# How is cross-entropy used in seq2seq models?

Hi folks,
I have a bit of clarifying (technical) question regarding using cross-entropy with seq2seq models?

``````B = batch_size
S = sequence_length (subscripts, i=input, o=output)
E = embedding_size
V = vocabulary_size
C = num_classes/labels

X = [B, S_i, V]  # our input data

Y = [B, S_o, C] # our targets, consider them one-hot encoded

X_enc = encoder(X) # X_enc = [B, S_i, E]

X_dec = decoder(X_enc, Y) # X_dec = [B, S_o, E]

loss = nn.CrossEntropyLoss()(X_dec, Y) # this shoudn't work due to shape mismatch
``````

How should cross entropy work in this case? There’s a shape mismatch between `X_dec != Y`?

Plus, to my understanding cross entropy accepts inputs of shape `[B, C]` and targets of shape `[B, 1]`, what am I missing here?

Is there another way how is this computed?

One way I was thinking about going at it would have been the following, but I’m not sure if its correct?

``````torch.mean(torch.sum((-Y * F.log_softmax(X_dec, dim=-1)), dim=-1))
``````

That’s not the case as described in the docs.
If you are using class indices the target should have the shape `[B]` given your model output shape.

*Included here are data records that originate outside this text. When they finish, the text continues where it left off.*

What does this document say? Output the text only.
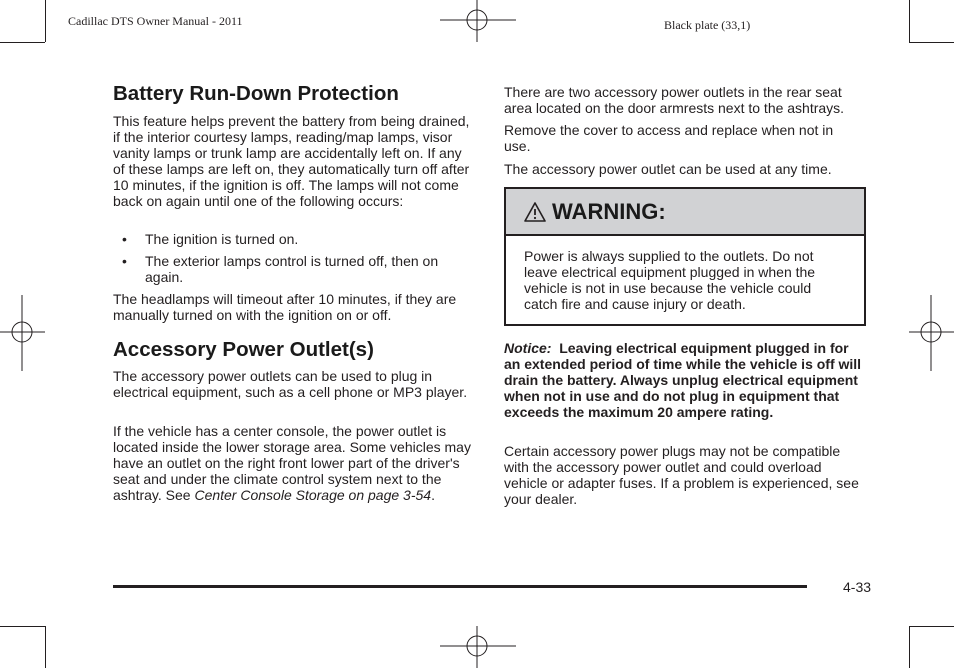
Cadillac DTS Owner Manual - 2011	Black plate (33,1)
Battery Run-Down Protection

This feature helps prevent the battery from being drained, if the interior courtesy lamps, reading/map lamps, visor vanity lamps or trunk lamp are accidentally left on. If any of these lamps are left on, they automatically turn off after 10 minutes, if the ignition is off. The lamps will not come back on again until one of the following occurs:

• The ignition is turned on.
• The exterior lamps control is turned off, then on again.

The headlamps will timeout after 10 minutes, if they are manually turned on with the ignition on or off.

Accessory Power Outlet(s)

The accessory power outlets can be used to plug in electrical equipment, such as a cell phone or MP3 player.

If the vehicle has a center console, the power outlet is located inside the lower storage area. Some vehicles may have an outlet on the right front lower part of the driver's seat and under the climate control system next to the ashtray. See Center Console Storage on page 3-54.

There are two accessory power outlets in the rear seat area located on the door armrests next to the ashtrays.

Remove the cover to access and replace when not in use.

The accessory power outlet can be used at any time.

WARNING:
Power is always supplied to the outlets. Do not leave electrical equipment plugged in when the vehicle is not in use because the vehicle could catch fire and cause injury or death.

Notice: Leaving electrical equipment plugged in for an extended period of time while the vehicle is off will drain the battery. Always unplug electrical equipment when not in use and do not plug in equipment that exceeds the maximum 20 ampere rating.

Certain accessory power plugs may not be compatible with the accessory power outlet and could overload vehicle or adapter fuses. If a problem is experienced, see your dealer.

4-33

If the target contains probabilities it should match the model output shape, so `[B, C]`.

Yes correct, my mistake, I’ve corrected it in the post.

But, do you have any idea how is cross entropy computed when both `outputs = [B, S_o, E]` and `targets_one_hot = [B, S_o, C]` are 3-dim? This seems quite common loss in seq2seq tasks but since this case is not covered in the docs (unless I’m missing something), is there another reference or MWE?

The docs also cover this use case and will treat the output as `[batch_size, nb_classes, additional_dimension]`. Since the target is also 3-dimensional is must have the same shape, so `C==E` in your case.
Here is an example:

``````batch_size = 2
nb_classes = 3
seq_len = 4
output = torch.randn(batch_size, nb_classes, seq_len, requires_grad=True)
target = torch.randint(0, nb_classes, (batch_size, seq_len))
target = torch.nn.functional.one_hot(target, num_classes=nb_classes).permute(0, 2, 1).float()
print(target.shape)
# torch.Size([2, 3, 4])

criterion = nn.CrossEntropyLoss()
loss = criterion(output, target)
``````

The criterion will compute the cross-entropy loss for each sample in `seq_len` in the same way it’s doing so for each sample in the batch dimension.

Awesome, thanks a lot for clarifying this!

As I was searching around I saw that in many cases another approached that was used was to flatten the 3-dim tensors from `[B, S, E]` to `[B*S, E]` and then compute the loss, which I presume is similar to what you described.

Yes, but be careful with the dimensions.
Using my example you would need to `permute` the target before flattening:

``````batch_size = 2
nb_classes = 3
seq_len = 4
output = torch.randn(batch_size, nb_classes, seq_len, requires_grad=True)
target = torch.randint(0, nb_classes, (batch_size, seq_len))
target = torch.nn.functional.one_hot(target, num_classes=nb_classes).permute(0, 2, 1).float()
print(target.shape)
# torch.Size([2, 3, 4])

criterion = nn.CrossEntropyLoss()
loss = criterion(output, target)

# with flattened tensors treating the sequence dimension as separate samples in the batch dimension
print(output.shape)
# torch.Size([2, 3, 4]) = [batch_size, nb_classes, seq_len]
output = output.permute(0, 2, 1).contiguous().view(-1, nb_classes)
print(output.shape)
# torch.Size([8, 3]) = [batch_size * seq_len, nb_classes]

print(target.shape)
# torch.Size([2, 3, 4]) = [batch_size, nb_classes, seq_len]
target = target.permute(0, 2, 1).contiguous().view(-1, nb_classes)
print(target.shape)
# torch.Size([8, 3]) = [batch_size * seq_len, nb_classes]

loss2 = criterion(output, target)

print(loss - loss2)
As I understood from your MWE there are 2 `key` points here.
1. In order for cross-entropy to work with 3-dim tensors we should have `nb_classes` as dim=1 and let cross-entropy compute the loss over the `nb_classes`, e.g., both `output` and `target` to have shape `[batch_size, nb_classes, seq_len]`
2. Otherwise if we have to flatten dimensions we should flatten across `batch_size*seq_len`, therefore our tensors should have shape `[batch_size, seq_len, nb_classes]`, i.e., my case.